Canada Aims to 'Raise the Bar' on Air-taxi Safety
The TSB issued four recommendations and reiterated 22 others after an air taxi study revealed a lack of a downward trend in the number of fatal accidents.

Canada’s Transportation Safety Board (TSB) issued four new recommendations to address concerns surrounding hazard management and acceptance of unsafe practices. A recently published study of air-taxi accidents highlighted a stagnant fatal accident record. In addition, the TSB reiterated 22 existing recommendations, many going back to 2012. The 200-page work analyzes the investigations into 716 accidents and serious incidents that occurred in Canada from 2000 to 2014.


The statistics showed a downward trend in the total number of air taxi accidents during the study period, but there was no downward trend in the number of fatal accidents or fatalities over the 15-year period. The analysis also revealed that the “highest number of fatalities in both airplane and helicopter accidents resulted from flights that started in VMC and continued to a point where the pilot lost visual reference with the ground.” The main difference was how the flight ended: in a loss of control or controlled flight into terrain.
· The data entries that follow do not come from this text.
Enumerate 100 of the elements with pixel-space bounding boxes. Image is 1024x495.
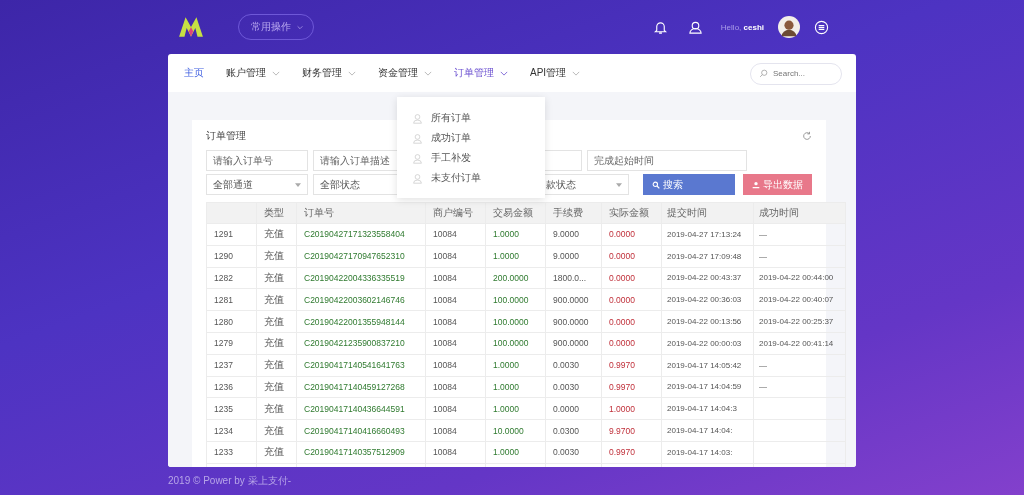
table-cell: 10.0000 [493, 425, 524, 436]
table-cell: 2019-04-17 14:04:59 [667, 382, 742, 392]
column-header: 交易金额 [493, 207, 533, 218]
table-cell: 2019-04-27 17:09:48 [667, 251, 742, 261]
table-cell: 2019-04-22 00:36:03 [667, 295, 742, 305]
table-cell: 10084 [433, 294, 457, 305]
table-cell: 1.0000 [493, 403, 519, 414]
table-cell: 2019-04-22 00:13:56 [667, 317, 742, 327]
menu-item[interactable]: 成功订单 [412, 128, 545, 148]
table-cell: C20190417140416660493 [304, 425, 405, 436]
table-cell: 0.0000 [609, 273, 635, 283]
chevron-icon [297, 24, 303, 30]
table-cell: 1.0000 [493, 360, 519, 371]
table-cell: 2019-04-17 14:05:42 [667, 360, 742, 370]
chevron-icon [272, 70, 280, 76]
table-cell: 充值 [264, 293, 284, 305]
table-cell: 9.0000 [553, 251, 579, 262]
column-header: 类型 [264, 207, 284, 218]
avatar[interactable] [778, 16, 800, 38]
chevron-icon [348, 70, 356, 76]
table-cell: 0.0000 [553, 403, 579, 414]
table-cell: 900.0000 [553, 316, 589, 327]
table-cell: — [759, 251, 767, 261]
table-cell: 1281 [214, 294, 233, 305]
menu-icon[interactable] [814, 19, 829, 35]
table-cell: 0.0030 [553, 381, 579, 392]
table-cell: C20190427170947652310 [304, 251, 405, 262]
chevron-icon [424, 70, 432, 76]
table-cell: 0.0000 [609, 229, 635, 240]
table-cell: 充值 [264, 380, 284, 392]
search-icon [759, 69, 768, 78]
table-cell: C20190421235900837210 [304, 338, 405, 349]
table-cell: — [759, 382, 767, 392]
table-cell: 0.0030 [553, 447, 579, 458]
table-cell: 充值 [264, 228, 284, 240]
table-cell: 1236 [214, 381, 233, 392]
table-cell: C20190417140459127268 [304, 381, 405, 392]
nav-tab[interactable]: 资金管理 [378, 66, 432, 80]
action-button[interactable]: 搜索 [643, 174, 735, 195]
greeting-text: Hello, ceshi [720, 22, 764, 32]
caret-icon [294, 182, 301, 187]
table-cell: 1279 [214, 338, 233, 349]
table-cell: 10084 [433, 229, 457, 240]
menu-item[interactable]: 所有订单 [412, 108, 545, 128]
table-cell: 充值 [264, 250, 284, 262]
table-cell: 1800.0... [553, 273, 587, 283]
column-header: 提交时间 [667, 207, 707, 218]
table-cell: 1280 [214, 316, 233, 327]
table-cell: 2019-04-22 00:25:37 [759, 317, 834, 327]
table-cell: 1282 [214, 273, 233, 283]
footer-text: 2019 © Power by 采上支付- [168, 474, 291, 488]
table-cell: 充值 [264, 402, 284, 414]
input-field[interactable]: 请输入订单号 [206, 150, 308, 171]
table-cell: 900.0000 [553, 338, 589, 349]
table-cell: 2019-04-22 00:44:00 [759, 273, 834, 283]
table-cell: 10084 [433, 338, 457, 349]
table-cell: 2019-04-17 14:03: [667, 447, 733, 457]
table-cell: 0.0000 [609, 338, 635, 349]
table-cell: 2019-04-22 00:40:07 [759, 295, 834, 305]
table-cell: 10084 [433, 251, 457, 262]
table-cell: 10084 [433, 360, 457, 371]
table-cell: 2019-04-17 14:04:3 [667, 404, 737, 414]
table-cell: C20190417140436644591 [304, 403, 405, 414]
table-cell: 1.0000 [493, 447, 519, 458]
table-cell: 充值 [264, 424, 284, 436]
nav-tab[interactable]: 订单管理 [454, 66, 508, 80]
nav-tab[interactable]: 财务管理 [302, 66, 356, 80]
table-cell: 10084 [433, 273, 457, 283]
table-cell: 10084 [433, 447, 457, 458]
column-header: 商户编号 [433, 207, 473, 218]
nav-tab[interactable]: 账户管理 [226, 66, 280, 80]
table-cell: 充值 [264, 446, 284, 458]
nav-tab[interactable]: 主页 [184, 66, 204, 80]
table-cell: C20190422003602146746 [304, 294, 405, 305]
table-cell: 充值 [264, 272, 284, 283]
table-cell: 0.0000 [609, 294, 635, 305]
search-field[interactable]: Search... [750, 62, 842, 85]
table-cell: C20190422001355948144 [304, 316, 405, 327]
table-cell: C20190417140357512909 [304, 447, 405, 458]
table-cell: 1234 [214, 425, 233, 436]
nav-tab[interactable]: API管理 [530, 66, 581, 80]
logo-icon [178, 16, 204, 38]
table-cell: 0.9970 [609, 360, 635, 371]
bell-icon[interactable] [652, 19, 668, 35]
table-cell: 1290 [214, 251, 233, 262]
table-cell: 2019-04-22 00:41:14 [759, 338, 834, 348]
table-cell: 1.0000 [493, 381, 519, 392]
menu-item[interactable]: 手工补发 [412, 148, 545, 168]
table-cell: 10084 [433, 316, 457, 327]
table-cell: 充值 [264, 337, 284, 349]
table-cell: 9.0000 [553, 229, 579, 240]
table-cell: 100.0000 [493, 294, 529, 305]
table-cell: 10084 [433, 403, 457, 414]
table-cell: — [759, 360, 767, 370]
input-field[interactable]: 完成起始时间 [587, 150, 747, 171]
user-icon[interactable] [687, 19, 703, 35]
select-field[interactable]: 全部通道 [206, 174, 308, 195]
table-cell: 10084 [433, 425, 457, 436]
user-icon [752, 180, 760, 189]
search-icon [652, 180, 661, 189]
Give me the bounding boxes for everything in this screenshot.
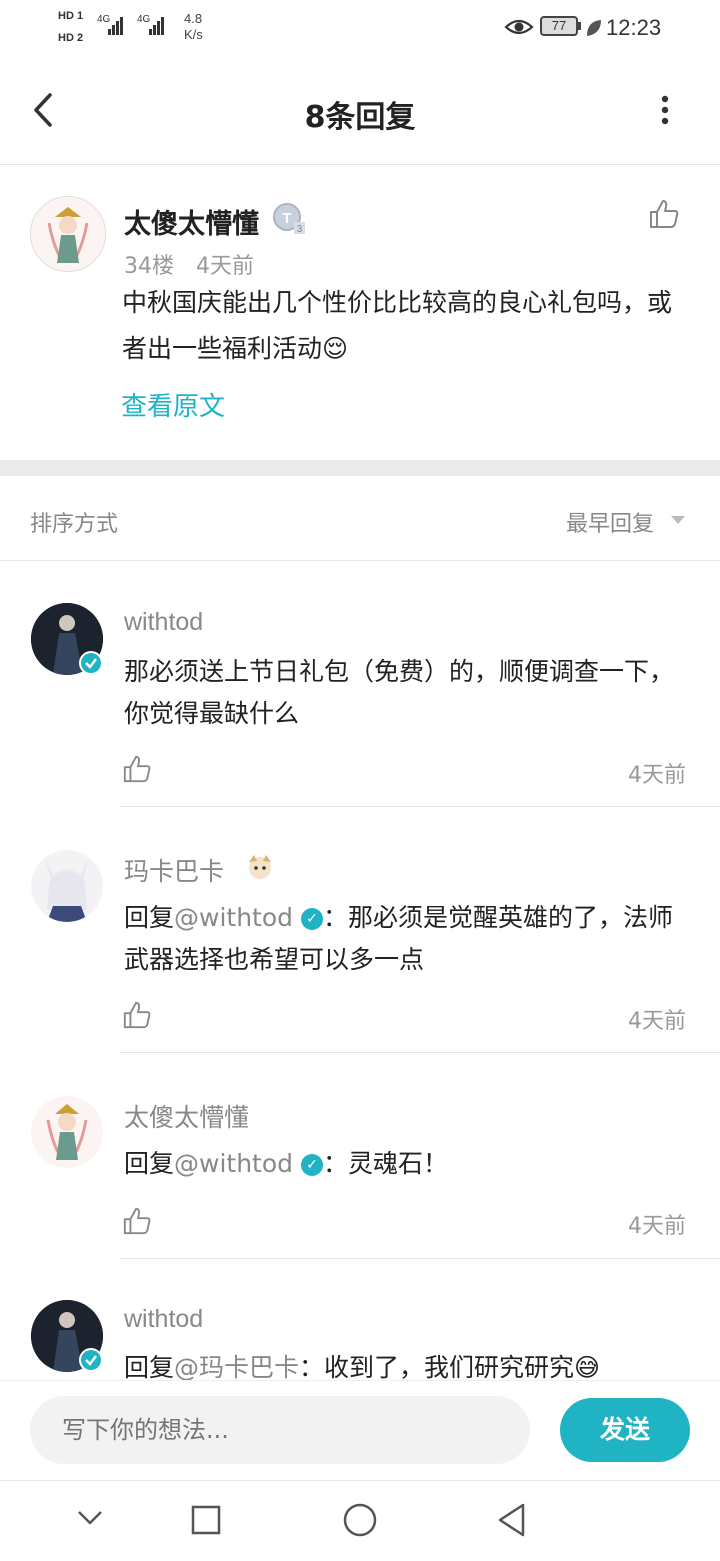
speed-unit: K/s <box>184 27 203 42</box>
mention-link[interactable]: @玛卡巴卡 <box>174 1353 299 1382</box>
thumbs-up-icon[interactable] <box>122 1206 152 1236</box>
svg-text:T: T <box>282 210 291 227</box>
net-speed: 4.8 K/s <box>184 11 203 43</box>
mention-link[interactable]: @withtod <box>174 903 293 932</box>
battery-level: 77 <box>540 16 578 36</box>
chevron-down-icon[interactable] <box>76 1508 104 1528</box>
comment-input[interactable] <box>30 1396 530 1464</box>
avatar[interactable] <box>31 850 103 922</box>
view-original-link[interactable]: 查看原文 <box>121 386 225 423</box>
row-divider <box>120 806 720 807</box>
row-divider <box>120 1052 720 1053</box>
sort-dropdown[interactable]: 最早回复 <box>566 506 654 538</box>
signal2-icon <box>149 16 165 36</box>
avatar-figure-icon <box>31 197 105 271</box>
send-button[interactable]: 发送 <box>560 1398 690 1462</box>
status-bar: HD 1 HD 2 4G 4G 4.8 K/s 77 12:23 <box>0 0 720 56</box>
sim2-label: HD 2 <box>58 32 84 44</box>
avatar[interactable] <box>30 196 106 272</box>
reply-text: 那必须送上节日礼包（免费）的，顺便调查一下，你觉得最缺什么 <box>124 657 675 728</box>
circle-icon[interactable] <box>342 1502 378 1538</box>
reply-time: 4天前 <box>628 763 686 788</box>
reply-author[interactable]: 太傻太懵懂 <box>124 1098 249 1134</box>
eye-icon <box>504 19 534 35</box>
mention-link[interactable]: @withtod <box>174 1149 293 1178</box>
triangle-back-icon[interactable] <box>496 1502 528 1538</box>
post-floor: 34楼 <box>124 254 174 279</box>
svg-text:3: 3 <box>297 224 303 235</box>
reply-prefix: 回复 <box>124 1149 175 1178</box>
battery-tip <box>578 22 581 30</box>
avatar-figure-icon <box>31 850 103 922</box>
square-icon[interactable] <box>190 1504 222 1536</box>
signal1-icon <box>108 16 124 36</box>
clock: 12:23 <box>606 15 662 40</box>
row-divider <box>120 1258 720 1259</box>
reply-time: 4天前 <box>628 1009 686 1034</box>
thumbs-up-icon[interactable] <box>648 198 680 230</box>
triangle-down-icon[interactable] <box>670 514 686 526</box>
post-content: 中秋国庆能出几个性价比比较高的良心礼包吗，或者出一些福利活动😌 <box>122 288 673 363</box>
level-badge-icon: T 3 <box>273 203 305 235</box>
verified-icon: ✓ <box>300 908 323 930</box>
page-title: 8条回复 <box>304 100 416 135</box>
thumbs-up-icon[interactable] <box>122 1000 152 1030</box>
avatar-figure-icon <box>31 1096 103 1168</box>
post-time: 4天前 <box>196 254 254 279</box>
reply-text: 回复@withtod ✓ ：灵魂石！ <box>124 1143 688 1185</box>
verified-icon <box>79 1348 103 1372</box>
reply-author[interactable]: 玛卡巴卡 <box>124 852 224 888</box>
sort-label: 排序方式 <box>30 512 119 537</box>
character-badge-icon <box>249 855 271 879</box>
verified-icon <box>79 651 103 675</box>
section-divider <box>0 460 720 476</box>
avatar[interactable] <box>31 1096 103 1168</box>
reply-author[interactable]: withtod <box>124 1305 203 1334</box>
reply-text: 回复@withtod ✓ ：那必须是觉醒英雄的了，法师武器选择也希望可以多一点 <box>124 897 688 981</box>
reply-prefix: 回复 <box>124 1353 175 1382</box>
reply-time: 4天前 <box>628 1214 686 1239</box>
speed-value: 4.8 <box>184 11 203 26</box>
leaf-icon <box>587 20 601 36</box>
post-author[interactable]: 太傻太懵懂 <box>124 202 259 241</box>
reply-author[interactable]: withtod <box>124 608 203 637</box>
more-vertical-icon[interactable] <box>658 94 672 126</box>
verified-icon: ✓ <box>300 1154 323 1176</box>
reply-prefix: 回复 <box>124 903 175 932</box>
sim1-label: HD 1 <box>58 10 84 22</box>
reply-body: ：灵魂石！ <box>322 1149 448 1178</box>
thumbs-up-icon[interactable] <box>122 754 152 784</box>
reply-body: ：收到了，我们研究研究😅 <box>299 1353 601 1382</box>
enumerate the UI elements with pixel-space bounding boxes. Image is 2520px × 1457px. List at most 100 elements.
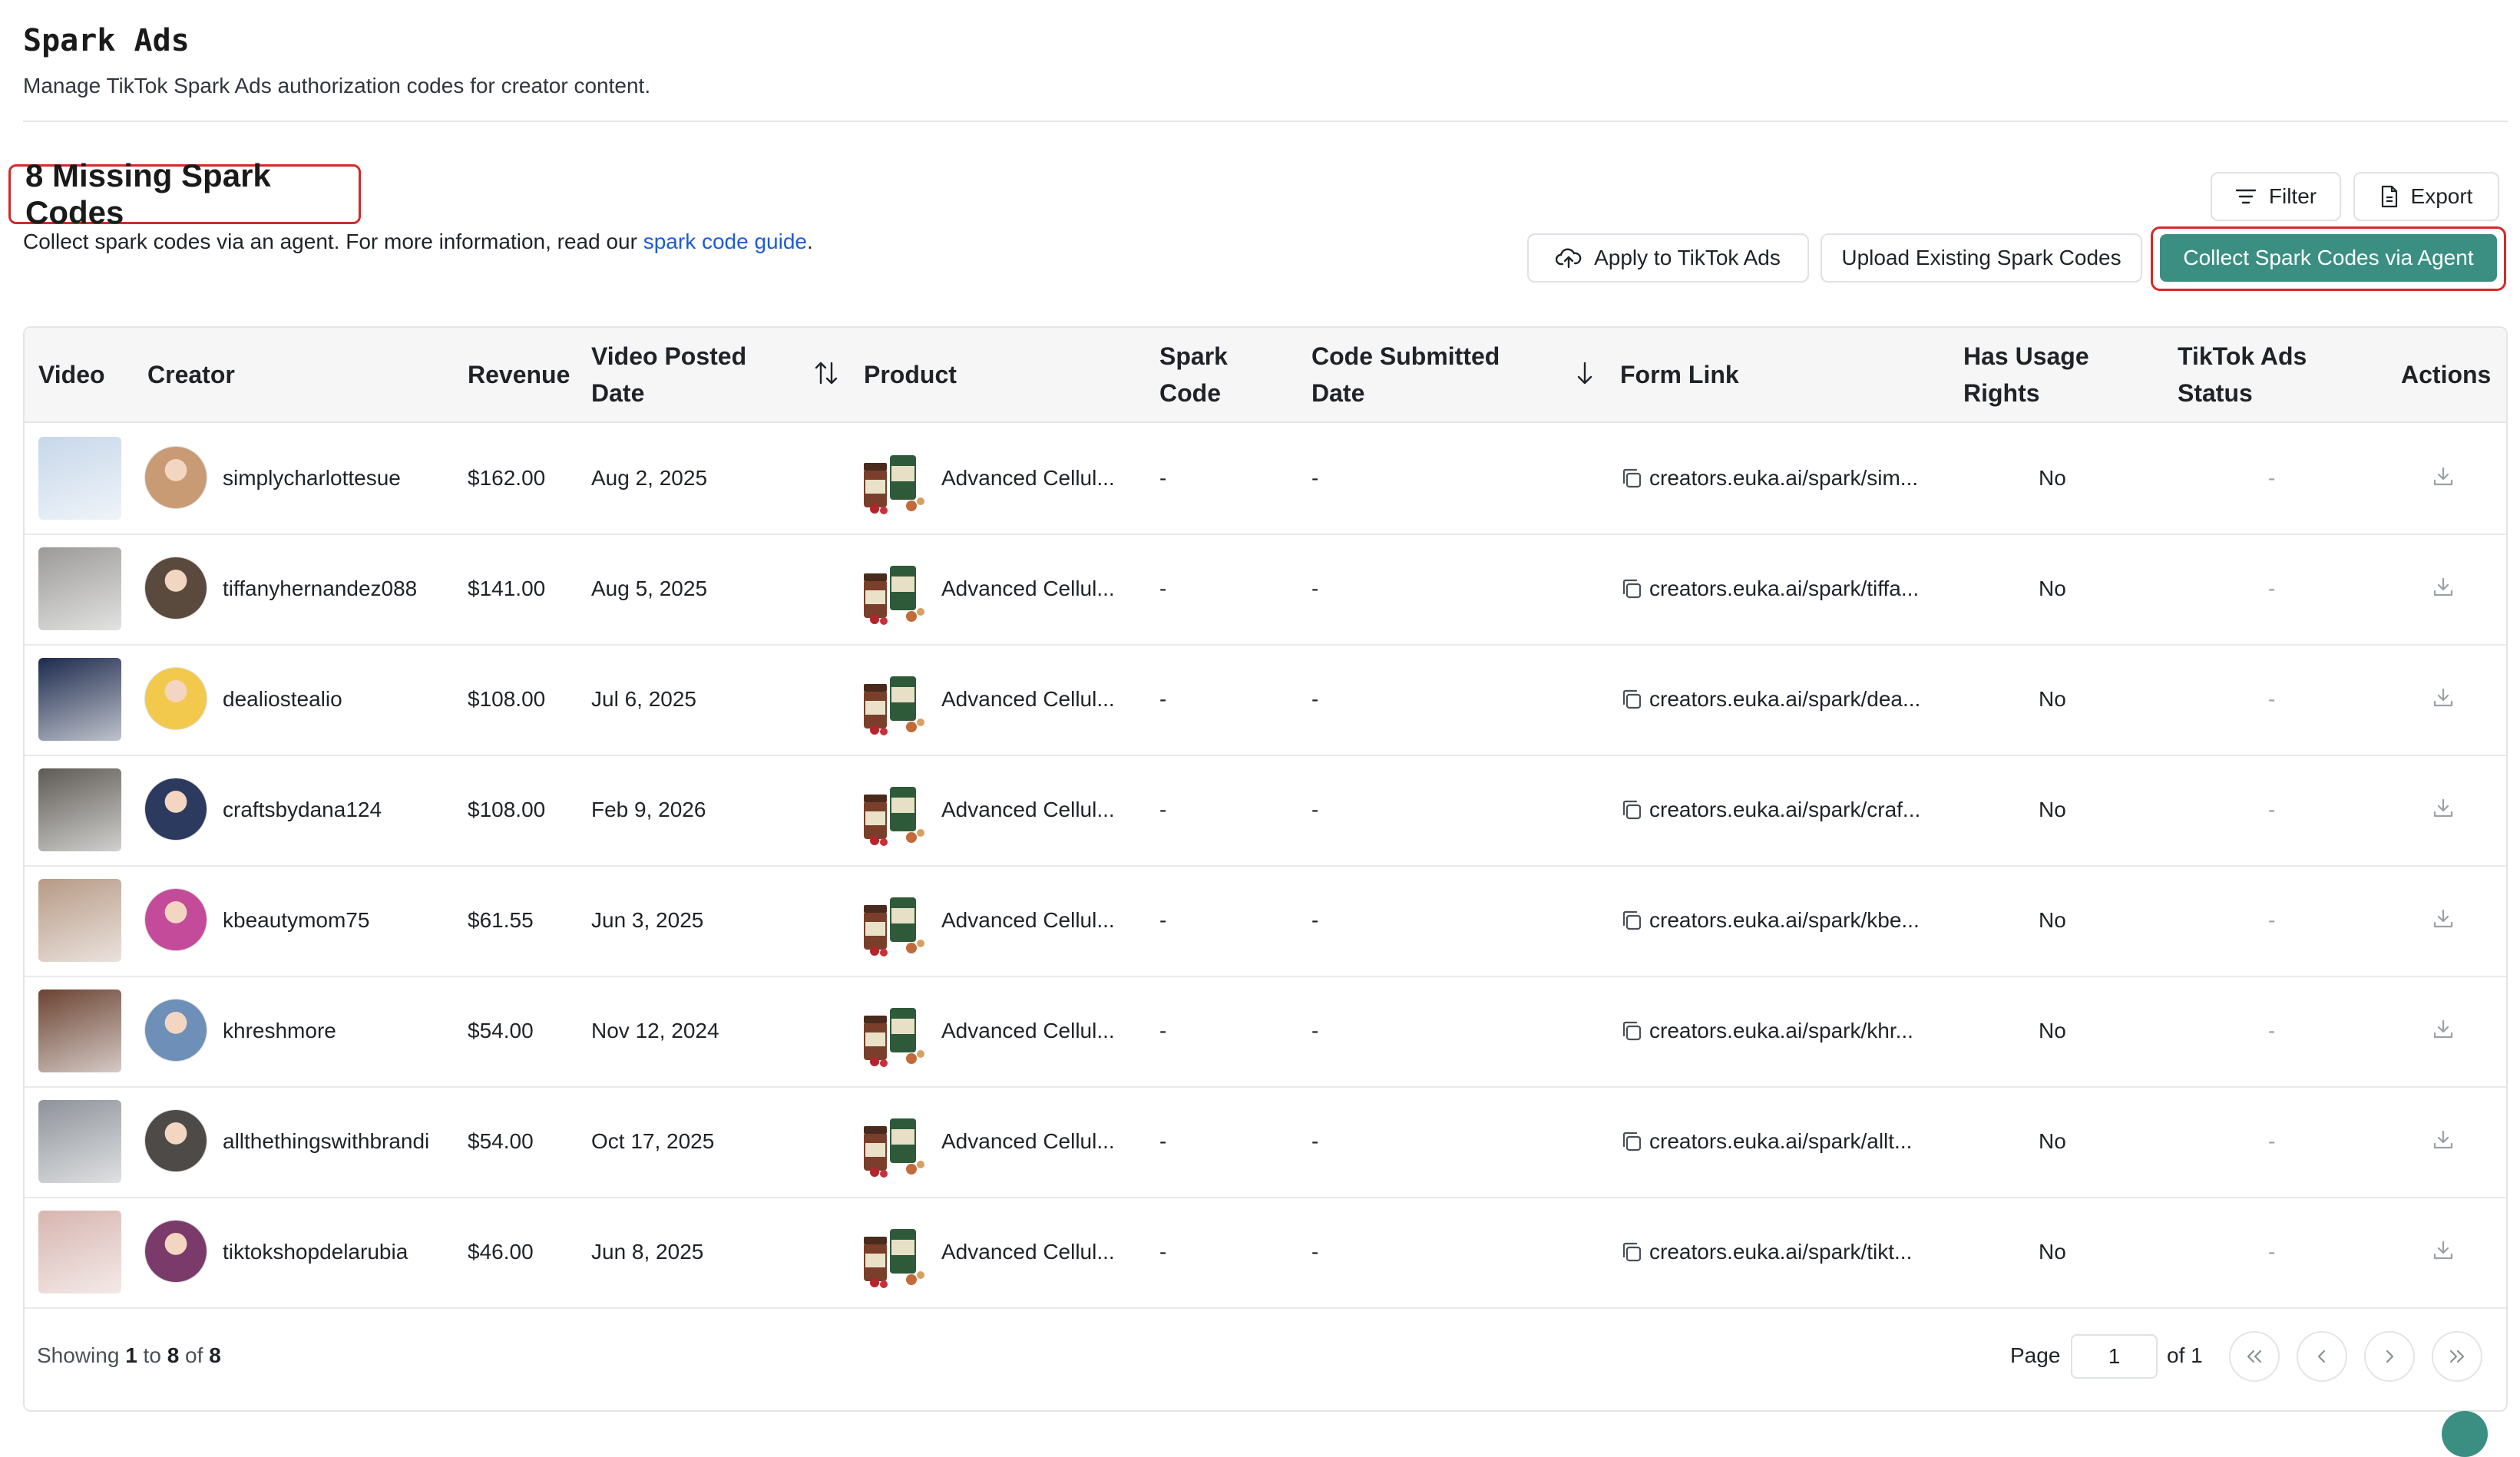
- table-row[interactable]: tiktokshopdelarubia $46.00 Jun 8, 2025 A…: [25, 1197, 2506, 1309]
- video-posted-date: Aug 5, 2025: [591, 577, 708, 600]
- col-video-posted-date[interactable]: Video Posted Date: [591, 328, 746, 421]
- last-page-button[interactable]: [2432, 1331, 2482, 1382]
- video-thumbnail[interactable]: [38, 768, 121, 851]
- spark-code-value: -: [1159, 1240, 1167, 1264]
- creator-name[interactable]: craftsbydana124: [223, 755, 382, 865]
- product-name[interactable]: Advanced Cellul...: [941, 1086, 1115, 1197]
- form-link-text[interactable]: creators.euka.ai/spark/khr...: [1649, 1019, 1913, 1043]
- form-link-text[interactable]: creators.euka.ai/spark/craf...: [1649, 798, 1920, 822]
- form-link-cell[interactable]: creators.euka.ai/spark/kbe...: [1620, 865, 1920, 976]
- sort-both-icon[interactable]: [814, 360, 838, 386]
- next-page-button[interactable]: [2364, 1331, 2415, 1382]
- creator-name[interactable]: tiffanyhernandez088: [223, 534, 417, 644]
- col-status-line2: Status: [2178, 379, 2253, 407]
- form-link-cell[interactable]: creators.euka.ai/spark/khr...: [1620, 976, 1913, 1086]
- copy-icon[interactable]: [1620, 688, 1643, 711]
- col-form-link: Form Link: [1620, 361, 1739, 388]
- download-icon[interactable]: [2432, 465, 2455, 488]
- copy-icon[interactable]: [1620, 1130, 1643, 1153]
- creator-name[interactable]: simplycharlottesue: [223, 423, 401, 534]
- col-spark-line1: Spark: [1159, 342, 1228, 370]
- product-name[interactable]: Advanced Cellul...: [941, 755, 1115, 865]
- tiktok-ads-status-value: -: [2268, 908, 2276, 932]
- copy-icon[interactable]: [1620, 1241, 1643, 1264]
- creator-name[interactable]: kbeautymom75: [223, 865, 369, 976]
- product-name[interactable]: Advanced Cellul...: [941, 534, 1115, 644]
- copy-icon[interactable]: [1620, 798, 1643, 821]
- table-row[interactable]: khreshmore $54.00 Nov 12, 2024 Advanced …: [25, 976, 2506, 1088]
- form-link-cell[interactable]: creators.euka.ai/spark/sim...: [1620, 423, 1918, 534]
- table-header: Video Creator Revenue Video Posted Date P…: [25, 328, 2506, 423]
- creator-name[interactable]: allthethingswithbrandi: [223, 1086, 429, 1197]
- copy-icon[interactable]: [1620, 467, 1643, 490]
- video-thumbnail[interactable]: [38, 547, 121, 630]
- video-thumbnail[interactable]: [38, 990, 121, 1072]
- export-button[interactable]: Export: [2353, 172, 2499, 221]
- tiktok-ads-status-value: -: [2268, 687, 2276, 711]
- sort-down-icon[interactable]: [1576, 360, 1594, 386]
- apply-to-tiktok-ads-button[interactable]: Apply to TikTok Ads: [1527, 233, 1809, 282]
- product-name[interactable]: Advanced Cellul...: [941, 423, 1115, 534]
- creator-name[interactable]: dealiostealio: [223, 644, 342, 755]
- table-row[interactable]: simplycharlottesue $162.00 Aug 2, 2025 A…: [25, 423, 2506, 535]
- has-usage-rights-value: No: [2039, 466, 2066, 490]
- first-page-button[interactable]: [2229, 1331, 2280, 1382]
- video-thumbnail[interactable]: [38, 1100, 121, 1183]
- copy-icon[interactable]: [1620, 577, 1643, 600]
- collect-spark-codes-via-agent-button[interactable]: Collect Spark Codes via Agent: [2160, 234, 2497, 282]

The study determined that air taxi mishaps fall into two broad categories: acceptance of unsafe practices (the subject of three active recommendations) and inadequate management of operational hazards (the subject of 19 active recommendations), such as flying overweight, flying into known icing conditions, flying with non-operating equipment, inadequate fuel reserves, poor crew coordination, unstable approaches, and loss of visual references in marginal weather or at night.


In addition to the previously issued recommendations to Canada’s transportation department, the TSB issued the following new ones: eliminating unsafe practices; promoting proactive safety management and a positive safety culture; closing gaps in the air-taxi regulatory framework; and collecting activity data that is specific to the air taxi sector.